Yo Momma is so ugly that when she threw a boomarang it never came back Yo Mommas breath stinks so bad that when she yawns her teeth duck Yo Momma is so ugly that when she was born, the doctor slapped her mom and dad in the face. Yo Momma is so short that when she jumped off the curb she commited suicide
•Yo mama is so ugly when is goes to a bank they turn off the cameras. •Yo mama is so ugly when she went to a stripers club they paid her to keep her clothes on. •Yo mama is so stupid when she goes home she sit on the tv and watches the couch. •Yo mama is so old she sat behind Gesù in the third grade. •Yo mama is so short te can see her feet in her passport.

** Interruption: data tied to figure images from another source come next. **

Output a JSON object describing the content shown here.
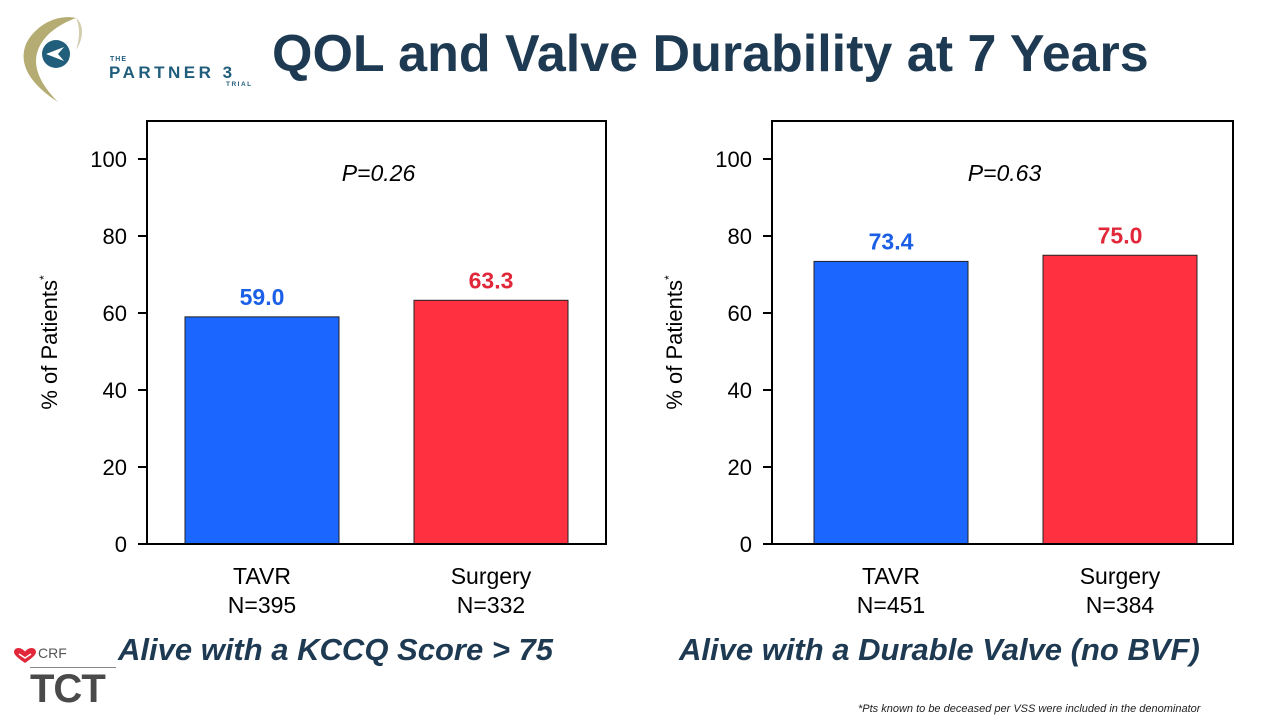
{
  "header": {
    "title": "QOL and Valve Durability at 7 Years",
    "logo": {
      "icon": "partner3-heart-logo-icon",
      "the": "THE",
      "name": "PARTNER 3",
      "trial": "TRIAL"
    }
  },
  "colors": {
    "title": "#1e3a52",
    "tavr": "#1a66ff",
    "surgery": "#ff3040",
    "tavr_label": "#1a5fe6",
    "surgery_label": "#e0283a"
  },
  "chart_data": [
    {
      "type": "bar",
      "title": "Alive with a KCCQ Score > 75",
      "ylabel": "% of Patients",
      "ylabel_superscript": "*",
      "ylim": [
        0,
        110
      ],
      "yticks": [
        0,
        20,
        40,
        60,
        80,
        100
      ],
      "categories": [
        "TAVR",
        "Surgery"
      ],
      "category_n": [
        "N=395",
        "N=332"
      ],
      "values": [
        59.0,
        63.3
      ],
      "value_labels": [
        "59.0",
        "63.3"
      ],
      "annotation": "P=0.26",
      "grid": false,
      "legend": "none"
    },
    {
      "type": "bar",
      "title": "Alive with a Durable Valve (no BVF)",
      "ylabel": "% of Patients",
      "ylabel_superscript": "*",
      "ylim": [
        0,
        110
      ],
      "yticks": [
        0,
        20,
        40,
        60,
        80,
        100
      ],
      "categories": [
        "TAVR",
        "Surgery"
      ],
      "category_n": [
        "N=451",
        "N=384"
      ],
      "values": [
        73.4,
        75.0
      ],
      "value_labels": [
        "73.4",
        "75.0"
      ],
      "annotation": "P=0.63",
      "grid": false,
      "legend": "none"
    }
  ],
  "footer": {
    "footnote": "*Pts known to be deceased per VSS were included in the denominator",
    "crf": "CRF",
    "tct": "TCT",
    "crf_icon": "crf-heart-icon"
  }
}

Yo Mama's so fat she sat on WalMart and lowered the prices. Yo Mama's butt's so big that when she's walkin' down the strada, via it looks like 2 pigs fightin' over milkduds. Yo Mama's so ugly the Pound wouldn't take her away. Yo Mama's so ugly she needs 2 bags to cover her face. Yo Mama's so ugly she looked out the window and got arrested for mooning. Yo Mama's so stupid she put a quarter in a parking meter and said, "Hey, where's my gumball?"
Yo mama's so dark, when she steped outside, everyone said: "Nighttime already?"
Yo mama's so ugly, hobos look up to her. yo Mama's so stupid, she sold her refridgerator for food. Yo mama is so stupid, she sat on the t.v. to watch the couch. Yo mama's so ugly, her make-up screamed. (This is what some idiot used) Yo mama's so big, she jumped off the bridge and came back up.